Hi,
With the recent Intel hardware security issues, we did the required patches. However, as it was expected, we faced very hard performance issues (load spiked to 30%-40%). Maybe you already faced such issues in the last two days and you have any suggestion?
Thanks in advance.
Performance issue after kernel upgrade
-
kyang
Re: Performance issue after kernel upgrade
I have seen the news about the Intel Security updates. I'm not entirely sure, but it's certainly possible Intel will be looking into this if everyone is having performance issues.
For this matter, are you still seeing this performance spikes now? Are you running a VM from Windows or a standalone server?
Where is the load coming from, a specific process? What's the output of top? How about any notable logs or is this mainly an "Intel update" thing?
For this matter, are you still seeing this performance spikes now? Are you running a VM from Windows or a standalone server?
Where is the load coming from, a specific process? What's the output of top? How about any notable logs or is this mainly an "Intel update" thing?
Re: Performance issue after kernel upgrade
Hi,
from what i know Linux is implementing KPTI (Kernel Page Table Isolation) to mitigate the Meltdown variant of the exploit.
This will in general don't cause significant performance degradation if the processes on the system mostly stay in userspace.
Due to how Nagios operates with a lot of processes, scripts, runtimes being spawned to execute checks i suspect there are
a lot of syscalls happening.
I will quote wikipedia here:
KPTI fixes these leaks by separating user-space and kernel-space page tables entirely. On processors that support the process-context identifiers (PCID), a translation lookaside buffer (TLB) flush can be avoided,[4] but even then it comes at a significant performance cost, particularly in syscall-heavy and interrupt-heavy workloads
This is the reason i haven't upgrades the OS in our environment. We can't afford to slow down our Nagios System.
Kind regards
from what i know Linux is implementing KPTI (Kernel Page Table Isolation) to mitigate the Meltdown variant of the exploit.
This will in general don't cause significant performance degradation if the processes on the system mostly stay in userspace.
Due to how Nagios operates with a lot of processes, scripts, runtimes being spawned to execute checks i suspect there are
a lot of syscalls happening.
I will quote wikipedia here:
KPTI fixes these leaks by separating user-space and kernel-space page tables entirely. On processors that support the process-context identifiers (PCID), a translation lookaside buffer (TLB) flush can be avoided,[4] but even then it comes at a significant performance cost, particularly in syscall-heavy and interrupt-heavy workloads
This is the reason i haven't upgrades the OS in our environment. We can't afford to slow down our Nagios System.
Kind regards
Re: Performance issue after kernel upgrade
reincarne, Can you tell us how many Hosts and Services you are monitoring? And perhaps some hardware info regarding your Nagios server?

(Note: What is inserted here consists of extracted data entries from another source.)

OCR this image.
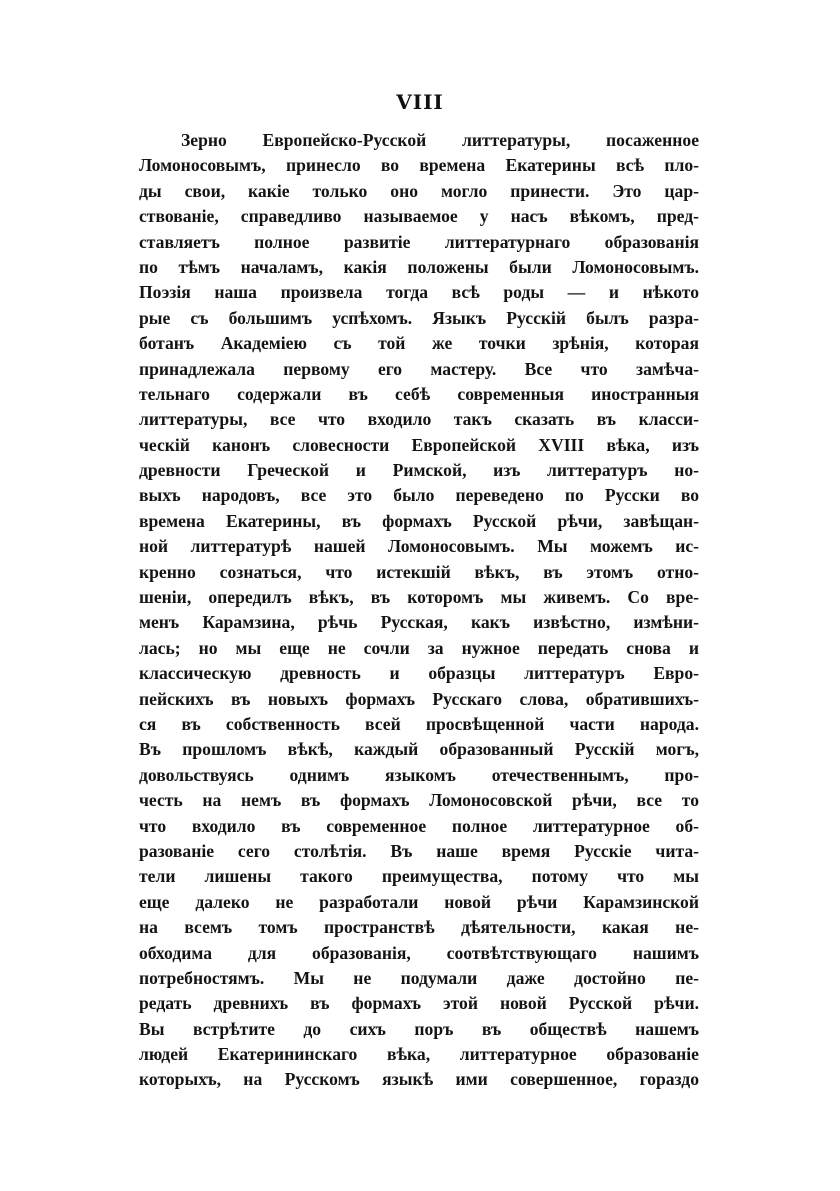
VIII
Зерно Европейско-Русской литтературы, посаженное
Ломоносовымъ, принесло во времена Екатерины всѣ пло-
ды свои, какіе только оно могло принести. Это цар-
ствованіе, справедливо называемое у насъ вѣкомъ, пред-
ставляетъ полное развитіе литтературнаго образованія
по тѣмъ началамъ, какія положены были Ломоносовымъ.
Поэзія наша произвела тогда всѣ роды — и нѣкото
рые съ большимъ успѣхомъ. Языкъ Русскій былъ разра-
ботанъ Академіею съ той же точки зрѣнія, которая
принадлежала первому его мастеру. Все что замѣча-
тельнаго содержали въ себѣ современныя иностранныя
литтературы, все что входило такъ сказать въ класси-
ческій канонъ словесности Европейской XVIII вѣка, изъ
древности Греческой и Римской, изъ литтературъ но-
выхъ народовъ, все это было переведено по Русски во
времена Екатерины, въ формахъ Русской рѣчи, завѣщан-
ной литтературѣ нашей Ломоносовымъ. Мы можемъ ис-
кренно сознаться, что истекшій вѣкъ, въ этомъ отно-
шеніи, опередилъ вѣкъ, въ которомъ мы живемъ. Со вре-
менъ Карамзина, рѣчь Русская, какъ извѣстно, измѣни-
лась; но мы еще не сочли за нужное передать снова и
классическую древность и образцы литтературъ Евро-
пейскихъ въ новыхъ формахъ Русскаго слова, обратившихъ-
ся въ собственность всей просвѣщенной части народа.
Въ прошломъ вѣкѣ, каждый образованный Русскій могъ,
довольствуясь однимъ языкомъ отечественнымъ, про-
честь на немъ въ формахъ Ломоносовской рѣчи, все то
что входило въ современное полное литтературное об-
разованіе сего столѣтія. Въ наше время Русскіе чита-
тели лишены такого преимущества, потому что мы
еще далеко не разработали новой рѣчи Карамзинской
на всемъ томъ пространствѣ дѣятельности, какая не-
обходима для образованія, соотвѣтствующаго нашимъ
потребностямъ. Мы не подумали даже достойно пе-
редать древнихъ въ формахъ этой новой Русской рѣчи.
Вы встрѣтите до сихъ поръ въ обществѣ нашемъ
людей Екатерининскаго вѣка, литтературное образованіе
которыхъ, на Русскомъ языкѣ ими совершенное, гораздо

I'm just a fellow admin. I patched a 5.4.11 XI Linux server today running a very light load of about 200 host and services combined. (Centos 7 VM, 8 Intel Xeon cores, 8gb RAM). This particular server hasn't shown any hint of slowness. It would be helpful to hear what load and hardware specs might see some.
Thanks!
I'm just a fellow admin. I patched a 5.4.11 XI Linux server today running a very light load of about 200 host and services combined. (Centos 7 VM, 8 Intel Xeon cores, 8gb RAM). This particular server hasn't shown any hint of slowness. It would be helpful to hear what load and hardware specs might see some.
Thanks!
-
dwhitfield
- Former Nagios Staff
- Posts: 4583
- Joined: Wed Sep 21, 2016 10:29 am
- Location: NoLo, Minneapolis, MN
- Contact:
Re: Performance issue after kernel upgrade
Obviously we're duck-taping a hole in the boat, but taking a look at https://assets.nagios.com/downloads/nag ... ios-XI.pdf is better than nothing until Intel gets their chip together.
Re: Performance issue after kernel upgrade
Hi,
For those who are using AWS service - we solved it a day after by creating HVM machine and we are stable since then.
About number of hosts - 1700
Services - 30000
For those who are using AWS service - we solved it a day after by creating HVM machine and we are stable since then.
About number of hosts - 1700
Services - 30000
-
dwhitfield
- Former Nagios Staff
- Posts: 4583
- Joined: Wed Sep 21, 2016 10:29 am
- Location: NoLo, Minneapolis, MN
- Contact:
Re: Performance issue after kernel upgrade
@reincarne, as OP, do you think this is ready to lock up? If not, what other questions do you have?